Computerworld

Heat maps can monitor system latency

New method of latency analysis identified by Oracle staffer

While datacentre managers have long used heat maps to help determine where to best position racks of servers and cooling units, this mode of visualisation can also be handy for better understanding system latency, argues an Oracle engineer in the July issue of Communications of the ACM.

(The journal is the official publication of the US Association for Computing Machinery).

"Presenting latency as a heat map is an effective way to identify subtle characteristics that may otherwise be missed," writes Brendan Gregg, a principal software engineer at Oracle, in the article "Visualising system latency."

Gregg also cautioned that while such visualisation can give us greater overview of what is taking place, it doesn't always provide answers for the behaviour being observed. Still, heat maps can provide insight into tackling the next generation of datacentre latency issues.

Pinpointing the causes of system sluggishness has long been a frustration for datacentre managers and system administrators. Network analysis tools are available to visualise network performance, though other aspects of a system, such as the responsiveness of disks in a storage array, have been harder to quantify.

Sun Microsystems has long offered one tool for its Solaris operating system, called DTrace, that can characterise latency within various parts of a system on a second-by-second basis. The overwhelming data it can produce, however, still needs to be boiled down into a readily understandable form.

Enter Gregg's heat maps. Heat maps are a simple visualisation technique in which, on a two-dimensional graph, different values are represented by different colours.

Heat graphs can reveal more than the line graphs on most network analysis tools, because while graphs "would allow average latency to be examined over time, the actual makeup or distribution of that latency cannot be identified beyond a maximum, if provided," he writes.

Heat maps are also good for rapidly identifying outliers, which then can be examined in greater detail, he argued.

For the article, Gregg plotted a variety of unusual workload conditions, using the Oracle Analytics visualisation software to visually render data gathered by DTrace.

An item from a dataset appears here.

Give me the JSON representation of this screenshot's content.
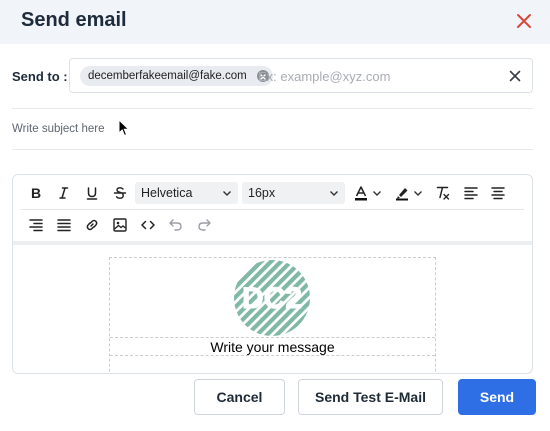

He set the X axis to represent time and the Y axis to represent the time of latency. The darkest colours represented the most input-output.

In many cases, he found simple workloads can produce a variety of complex and sometimes unexplainable — patterns.

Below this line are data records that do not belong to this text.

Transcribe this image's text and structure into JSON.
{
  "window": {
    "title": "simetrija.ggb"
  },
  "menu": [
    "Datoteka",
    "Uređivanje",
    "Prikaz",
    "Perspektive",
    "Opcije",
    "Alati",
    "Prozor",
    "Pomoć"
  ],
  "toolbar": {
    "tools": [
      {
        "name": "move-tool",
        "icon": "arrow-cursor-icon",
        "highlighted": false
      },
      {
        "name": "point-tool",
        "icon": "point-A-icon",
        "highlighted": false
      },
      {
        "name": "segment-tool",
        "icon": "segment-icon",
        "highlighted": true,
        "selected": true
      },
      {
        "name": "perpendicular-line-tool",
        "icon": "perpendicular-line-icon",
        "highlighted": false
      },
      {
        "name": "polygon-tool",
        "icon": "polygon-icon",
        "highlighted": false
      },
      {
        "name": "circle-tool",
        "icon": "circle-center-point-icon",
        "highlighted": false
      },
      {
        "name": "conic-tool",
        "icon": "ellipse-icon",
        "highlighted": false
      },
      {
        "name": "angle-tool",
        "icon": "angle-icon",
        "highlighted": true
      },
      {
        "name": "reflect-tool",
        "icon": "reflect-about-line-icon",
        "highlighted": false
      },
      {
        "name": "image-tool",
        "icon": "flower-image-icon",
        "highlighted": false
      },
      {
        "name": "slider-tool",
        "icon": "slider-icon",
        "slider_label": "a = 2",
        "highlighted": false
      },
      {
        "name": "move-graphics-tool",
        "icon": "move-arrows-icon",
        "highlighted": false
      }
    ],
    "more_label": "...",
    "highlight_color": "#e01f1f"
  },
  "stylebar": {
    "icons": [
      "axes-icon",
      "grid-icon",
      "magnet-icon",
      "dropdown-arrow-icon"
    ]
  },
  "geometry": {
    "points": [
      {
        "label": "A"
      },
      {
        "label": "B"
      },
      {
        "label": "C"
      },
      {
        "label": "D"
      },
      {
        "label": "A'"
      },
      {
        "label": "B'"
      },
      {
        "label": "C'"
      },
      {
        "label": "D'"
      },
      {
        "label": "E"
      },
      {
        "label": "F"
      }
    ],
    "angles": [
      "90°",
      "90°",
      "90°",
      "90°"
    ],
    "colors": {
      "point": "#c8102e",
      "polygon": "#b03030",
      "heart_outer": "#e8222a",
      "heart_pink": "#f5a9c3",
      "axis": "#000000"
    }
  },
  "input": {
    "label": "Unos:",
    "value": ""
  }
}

In one case, a small amount of data was sequentially written to a pool of disks. Gregg expected to see only "white noise" representing random latency to appear. Instead, the heat map showed latency levels rising and falling in distinct patterns for some unknown reason. "Visualising latency in this way clearly poses more questions than it provides answers," he said.

Another pattern proved equally mysterious. The test involved sending a stream of data to 44 disks. First, data would be sent to only one disk, then to two disks, and so on, until all 44 disks were receiving data.

Gregg expected disk latency to increase in a linear fashion as the system buses became saturated with data.

Instead the latency would increase, then subside somewhat, before increasing some more.

Gregg also used a heat map to reveal the shock effects that loud noise has on servers, phenomena that Gregg demonstrated a few years back on YouTube.

Although these heat maps were done on a system running on the Zettabyte File System running over Network File Storage protocol, this approach could be used for characterising the operations of other file systems, and even other components such as CPUs, Gregg writes.